Whether optimistic or pessimistic about the chances of a policy of mastery prevailing over a policy of drift, Lippmann throughout these years had an intense conviction that the acids of modernity (his phrase a decade later in A Preface to Morals) were eating away at all the inherited certitudes. The revolution, he wrote in 1917, goes deeper than any man had dared to guess. Western civilization is approaching not the end of its potential resources, but the end of its resources as they are now organized. Reconstruction was the vital need of the age. A planless, drifting uncontrolled society, he said in 1914, is no longer fit to survive in the modern world. The underlying notion of modern radicalism has been to substitute a conscious social control for accident and confusion, to unify the nations resources so that they can be used for a purpose. In urging the task of reconstruction, however, Lippmann was animated more by commitment to reason than by faith in reasonor at least by faith in the capacity of reason to conquer the irrational in man. This tension between his passion for reason and his acknowledgment of irrationality accounts, I think, for the poignancy of much of his writing. We, too, can blunder into horror.

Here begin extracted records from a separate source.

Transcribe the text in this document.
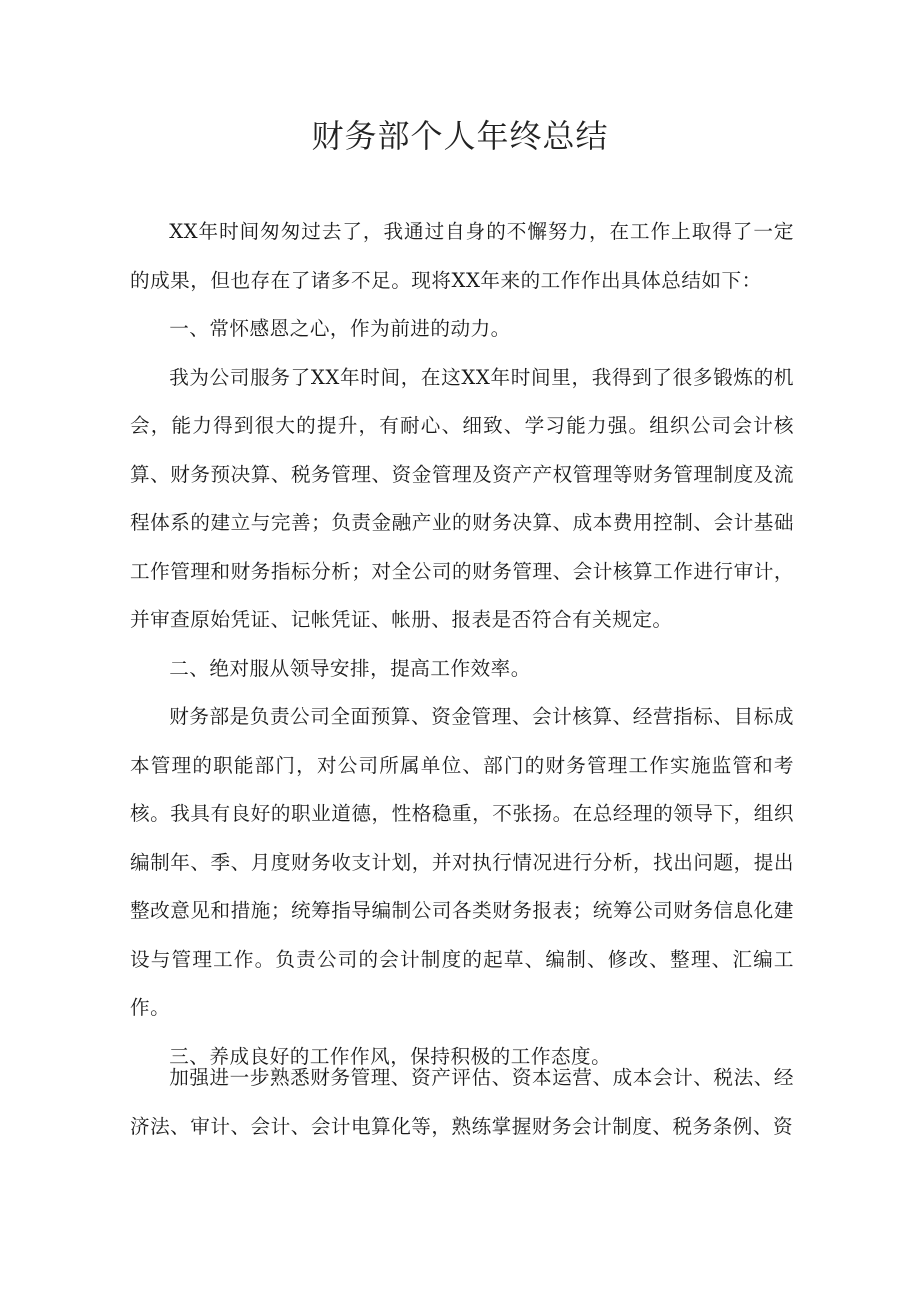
财务部个人年终总结

XX年时间匆匆过去了，我通过自身的不懈努力，在工作上取得了一定的成果，但也存在了诸多不足。现将XX年来的工作作出具体总结如下：

一、常怀感恩之心，作为前进的动力。

我为公司服务了XX年时间，在这XX年时间里，我得到了很多锻炼的机会，能力得到很大的提升，有耐心、细致、学习能力强。组织公司会计核算、财务预决算、税务管理、资金管理及资产产权管理等财务管理制度及流程体系的建立与完善；负责金融产业的财务决算、成本费用控制、会计基础工作管理和财务指标分析；对全公司的财务管理、会计核算工作进行审计，并审查原始凭证、记帐凭证、帐册、报表是否符合有关规定。

二、绝对服从领导安排，提高工作效率。

财务部是负责公司全面预算、资金管理、会计核算、经营指标、目标成本管理的职能部门，对公司所属单位、部门的财务管理工作实施监管和考核。我具有良好的职业道德，性格稳重，不张扬。在总经理的领导下，组织编制年、季、月度财务收支计划，并对执行情况进行分析，找出问题，提出整改意见和措施；统筹指导编制公司各类财务报表；统筹公司财务信息化建设与管理工作。负责公司的会计制度的起草、编制、修改、整理、汇编工作。

三、养成良好的工作作风，保持积极的工作态度。

加强进一步熟悉财务管理、资产评估、资本运营、成本会计、税法、经济法、审计、会计、会计电算化等，熟练掌握财务会计制度、税务条例、资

He had many doubts about the organization of the American government. Only the most revolutionary changes in the congressional system, he wrote in 1917, can save representative government in America. As for the Presidency:
The concentration of all vitality in the Presidency has become something like a disease in which there is feverish activity at the center, a cold inertia in all the parts. We expect of one man that he shall speak for the nation, formulate its needs, translate them into a program. We expect that man to instill these purposes and this program into a parasitic party system, drive his own party to enact them, and create an untainted administrative hierarchy through which to realize his plans. We expect him to oversee the routine, dominate group interests, prepare for the future, and take stock of possible emergencies. No man can do it. As the thing works today, if the President is absorbed in a foreign complication everything else comes to a dead stop. The President is burdened with the task of a benevolent despot and then denied the authority and resources to make even a despotism effective. In the system of checks and balances, it is the checks alone which seem to have much vitality.